Schwabe urges Lorenz to get a new suit to make an impression in society, and sends her assistant Wigottschinski out to help him with picking out the suit. Afterwards, they get a drink to celebrate.
At the club, Lorenz recognizes Melanie, who becomes Wigottschinski’s girlfriend. Lorenz also learns Veronika is engaged, and begins hanging around her house. His obsession is so great, he comes to speak to her parents and begs for Veronika’s hand.
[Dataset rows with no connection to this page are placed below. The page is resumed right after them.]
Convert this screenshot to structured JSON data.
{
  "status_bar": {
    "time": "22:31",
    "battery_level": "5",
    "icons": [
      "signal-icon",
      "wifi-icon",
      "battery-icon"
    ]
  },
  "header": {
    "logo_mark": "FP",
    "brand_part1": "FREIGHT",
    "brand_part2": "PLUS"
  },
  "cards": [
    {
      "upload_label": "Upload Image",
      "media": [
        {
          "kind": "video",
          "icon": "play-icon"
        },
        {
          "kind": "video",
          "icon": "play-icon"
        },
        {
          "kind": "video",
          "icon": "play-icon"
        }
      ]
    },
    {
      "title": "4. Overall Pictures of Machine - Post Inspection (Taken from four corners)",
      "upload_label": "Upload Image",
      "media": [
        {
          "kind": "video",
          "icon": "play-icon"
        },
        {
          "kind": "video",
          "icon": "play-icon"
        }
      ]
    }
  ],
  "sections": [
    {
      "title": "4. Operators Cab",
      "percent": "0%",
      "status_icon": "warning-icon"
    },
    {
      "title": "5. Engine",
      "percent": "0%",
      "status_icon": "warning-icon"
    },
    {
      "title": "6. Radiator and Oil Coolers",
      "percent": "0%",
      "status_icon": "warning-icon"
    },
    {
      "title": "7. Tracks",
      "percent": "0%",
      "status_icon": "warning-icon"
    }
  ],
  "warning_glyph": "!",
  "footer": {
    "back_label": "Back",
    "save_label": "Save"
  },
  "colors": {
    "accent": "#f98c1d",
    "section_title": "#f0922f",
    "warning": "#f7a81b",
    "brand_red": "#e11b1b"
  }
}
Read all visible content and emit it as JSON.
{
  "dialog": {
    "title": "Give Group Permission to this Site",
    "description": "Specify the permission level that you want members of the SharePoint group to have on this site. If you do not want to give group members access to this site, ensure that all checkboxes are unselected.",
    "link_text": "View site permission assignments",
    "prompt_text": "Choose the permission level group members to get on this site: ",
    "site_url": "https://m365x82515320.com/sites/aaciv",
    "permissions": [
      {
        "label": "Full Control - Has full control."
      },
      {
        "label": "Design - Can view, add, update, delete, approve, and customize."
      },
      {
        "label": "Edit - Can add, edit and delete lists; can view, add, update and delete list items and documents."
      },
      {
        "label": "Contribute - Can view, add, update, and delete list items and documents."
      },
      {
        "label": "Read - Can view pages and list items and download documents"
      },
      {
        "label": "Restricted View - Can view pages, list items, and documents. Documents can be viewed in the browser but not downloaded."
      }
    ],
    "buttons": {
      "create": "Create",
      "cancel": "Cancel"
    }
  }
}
Since he can’t have Veronika, be begins courting her dead ringer and blowing his wallet on gifts. All the while, he relives the accident. His obsession is so great, he begins skipping work and behaving very scandalously in other ways.
Wigottschinski, who’s been swindling Schwabe to keep up Lorenz’s illusion of making a lot of money, can’t keep up his scheme forever. Schwabe gets wise to him, and demands a full payback in three days. If not, she’ll call the cops.
This sets even more trouble in motion, all while Lorenz continues to obsess over his phantom woman hitting him with her carriage.
While this film is beautifully-shot (including many tinted frames), with a lovely dreamlike mood and wonderful visuals, this isn’t a film I’d recommend as an ideal first silent. It’s definitely nowhere near the worst silent I’ve ever seen (that would probably be a toss-up between Leaves from Satan’s Book and Eyes of the Mummy Ma), but it’s not the type I see making enthusiastic converts.
It’s like a modern art house or indie film. There’s an obvious, eager audience, but one has to already be a big fan of that style to want to watch it.